Unable to revive Snow White, the Dwarfs built her a glass coffin and placed her inside, keeping vigil. The Hunter and the Prince, searching for Snow White, spot the Dwarfs with the coffin. The Prince pleads with them to let him take Snow White's coffin back with him to his palace, and they agree after seeing his love for her. While carrying the coffin, one of the Dwarfs trips and the coffin falls to the floor, the jolt dislodging a piece of the poison apple from Snow White's throat, reviving her. Overjoyed, Snow White and the Prince marry, with the Dwarfs throwing them a spectacular wedding party in the woods and they live happily ever after.

== Cast ==
- Elke Arendt – Snow White
- Adele "Addi" Adametz – The Evil Queen, Snow White's evil stepmother
- Niels Clausnitzer – Prince Edelmunt
- Dietrich Thoms – The Huntsman
- Renate Eichholz – The Good Queen, Snow White's mother
- Zita Hitz – Francisca, the Chambermaid
- Erwin Platzer – The Little Moor

== Production ==
Neuschwanstein Castle, in Bavaria, Germany was used as a film set.
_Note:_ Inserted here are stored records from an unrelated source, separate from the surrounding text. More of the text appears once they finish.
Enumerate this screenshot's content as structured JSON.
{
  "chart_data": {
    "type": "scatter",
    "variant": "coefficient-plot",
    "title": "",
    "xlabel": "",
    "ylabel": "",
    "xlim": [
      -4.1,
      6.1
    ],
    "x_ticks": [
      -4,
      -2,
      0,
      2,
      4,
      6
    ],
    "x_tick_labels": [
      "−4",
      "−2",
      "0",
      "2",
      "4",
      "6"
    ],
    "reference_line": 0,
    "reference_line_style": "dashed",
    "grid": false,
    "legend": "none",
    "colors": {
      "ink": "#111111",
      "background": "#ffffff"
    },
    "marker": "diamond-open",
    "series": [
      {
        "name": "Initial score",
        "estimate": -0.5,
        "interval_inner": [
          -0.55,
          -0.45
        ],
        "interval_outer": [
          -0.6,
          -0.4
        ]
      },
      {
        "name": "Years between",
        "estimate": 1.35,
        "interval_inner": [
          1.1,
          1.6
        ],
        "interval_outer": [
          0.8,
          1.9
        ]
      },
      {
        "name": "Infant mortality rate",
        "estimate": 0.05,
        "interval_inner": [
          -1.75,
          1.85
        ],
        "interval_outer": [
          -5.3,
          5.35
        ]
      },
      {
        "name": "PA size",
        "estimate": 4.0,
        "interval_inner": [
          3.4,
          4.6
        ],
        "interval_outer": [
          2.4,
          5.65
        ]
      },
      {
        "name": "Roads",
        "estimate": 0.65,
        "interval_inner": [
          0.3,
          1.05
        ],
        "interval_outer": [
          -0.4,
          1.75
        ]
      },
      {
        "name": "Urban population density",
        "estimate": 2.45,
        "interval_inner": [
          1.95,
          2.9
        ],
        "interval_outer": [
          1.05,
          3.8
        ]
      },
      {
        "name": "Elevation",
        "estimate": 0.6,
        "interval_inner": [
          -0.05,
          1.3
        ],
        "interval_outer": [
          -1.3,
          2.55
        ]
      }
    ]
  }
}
The Seven Dwarfs were all played by children from a children's dance group led by Suse Böhm.

== Home media ==
In 2007, Schneewittchen was released on DVD in Germany. The film was also part of a five DVD boxset, which contained other classic live-action German fairytale films made in the 1950s. The film has subsequently been rereleased multiple times by different distributors; this includes 2015 and 2024 by Märchen Klassiker and Filmjuwele respectively.

After its initial 1987 US VHS release by Interglobal Home Video, the English-language dub was released on DVD in 2020 as a part of a double feature from Frolic Pictures.